A “feisty Kiwi”, Murphy isn’t, in her own words, a “girl-boss-hear-me-roar type person”. But there’s something to be said for having a team of women managing a business, says Cox. One of Frame’s fitness programmes is called MumHood. “Mothers come to our studios just to hang out,” says Murphy. “We’re giving them a place to feel great about themselves and get reacquainted with exercise.

Often that’s exactly what you need when you’ve had a baby.” Other classes include “Bend it like Barbie”, “Get Leggy” and “Rebounding”, taught on trampolines. Around 10,000 “Framers” visit the three studios a week across the capital. Two more will open shortly in Hammersmith and Fitzrovia.
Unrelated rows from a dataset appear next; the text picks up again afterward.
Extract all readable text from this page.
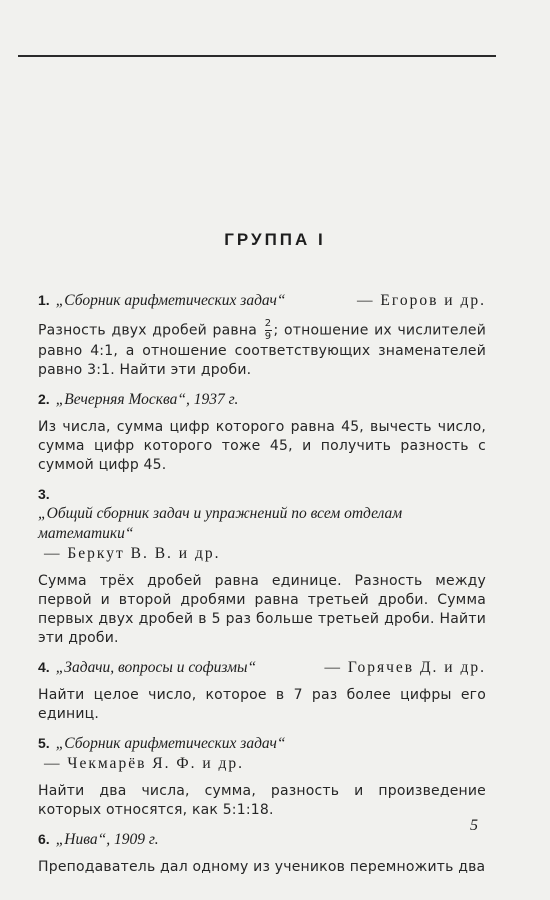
ГРУППА I
1. „Сборник арифметических задач“	— Егоров и др.
Разность двух дробей равна $\frac{2}{9}$ ; отношение их числителей равно 4:1, а отношение соответствующих знаменателей равно 3:1. Найти эти дроби.
2. „Вечерняя Москва“, 1937 г.
Из числа, сумма цифр которого равна 45, вычесть число, сумма цифр которого тоже 45, и получить разность с суммой цифр 45.
3.
„Общий сборник задач и упражнений по всем отделам математики“
— Беркут В. В. и др.
Сумма трёх дробей равна единице. Разность между первой и второй дробями равна третьей дроби. Сумма первых двух дробей в 5 раз больше третьей дроби. Найти эти дроби.
4. „Задачи, вопросы и софизмы“	— Горячев Д. и др.
Найти целое число, которое в 7 раз более цифры его единиц.
5. „Сборник арифметических задач“
— Чекмарёв Я. Ф. и др.
Найти два числа, сумма, разность и произведение которых относятся, как 5:1:18.
6. „Нива“, 1909 г.
Преподаватель дал одному из учеников перемножить два
5
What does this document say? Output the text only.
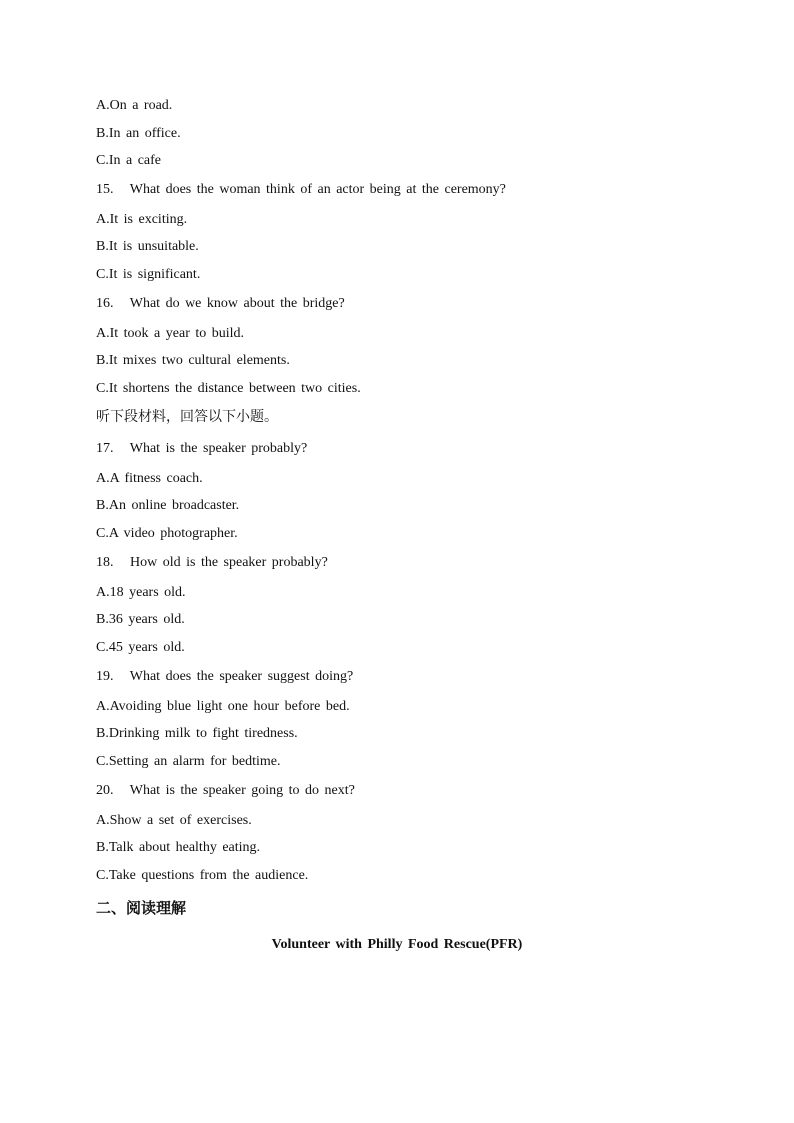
A.On a road.
B.In an office.
C.In a cafe
15.   What does the woman think of an actor being at the ceremony?
A.It is exciting.
B.It is unsuitable.
C.It is significant.
16.   What do we know about the bridge?
A.It took a year to build.
B.It mixes two cultural elements.
C.It shortens the distance between two cities.
听下段材料，回答以下小题。
17.   What is the speaker probably?
A.A fitness coach.
B.An online broadcaster.
C.A video photographer.
18.   How old is the speaker probably?
A.18 years old.
B.36 years old.
C.45 years old.
19.   What does the speaker suggest doing?
A.Avoiding blue light one hour before bed.
B.Drinking milk to fight tiredness.
C.Setting an alarm for bedtime.
20.   What is the speaker going to do next?
A.Show a set of exercises.
B.Talk about healthy eating.
C.Take questions from the audience.
二、阅读理解
Volunteer with Philly Food Rescue(PFR)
The taxi-hailing app giving Uber a run for its money

“We’re woke. Our community is woke, and the US population is woke,” said John Zimmer, president and co-founder of Lyft in a March interview with Time, using an American slang term for “being aware of social injustice”. The taxi-hailing app likes to score points off its main rival, Uber, in the media.

When news broke last Friday that Transport for London (TfL) would not renew Uber’s operating licence, online searches for “Lyft UK” skyrocketed, says news site Gizmodo. Lyft exploits Uber’s none-too-delicate approach to breaking into new markets, says Olivia Solon in The Guardian, and it wants to be first in line when Uber’s customers look for an alternative. “We’re a better boyfriend,” says Zimmer.

For now, Lyft only operates in the US, but it is exploring other markets – it has held five conversations with TfL staff since January 2015. Uber is right to be concerned: “expansion in the UK by Lyft would raise the stakes for Uber in its largest European market”, says the Financial Times. Lyft has already eaten into Uber’s home market, raising its share from 16% at the start of the year to 25% by August. It doesn’t want to see the pattern repeated abroad, nor for competitors to join the party.

This week, says the Financial Times, Estonian rival Taxify also “made progress” in having its London operating licence reinstated, after it was banned earlier this month.

Uber’s Lyft problem doesn’t end in London. Last Wednesday, Lyft signed a deal with Ford to develop self-driving cars, while the venture-capital arm of Alphabet, Google’s parent company, has discussed a $1bn investment, Bloomberg revealed. Alphabet is also a shareholder in Uber, but its self-driving car unit, Waymo, is suing the company over autonomous car technology. And while informal talks last year over a buyout of Lyft by Alphabet failed to get off the ground, “some investors have suggested Alphabet would be a natural home”. For now, Uber is still way ahead in the taxi-hailing stakes. But as Lyft plays catch-up, Uber will be watching its rearview mirror.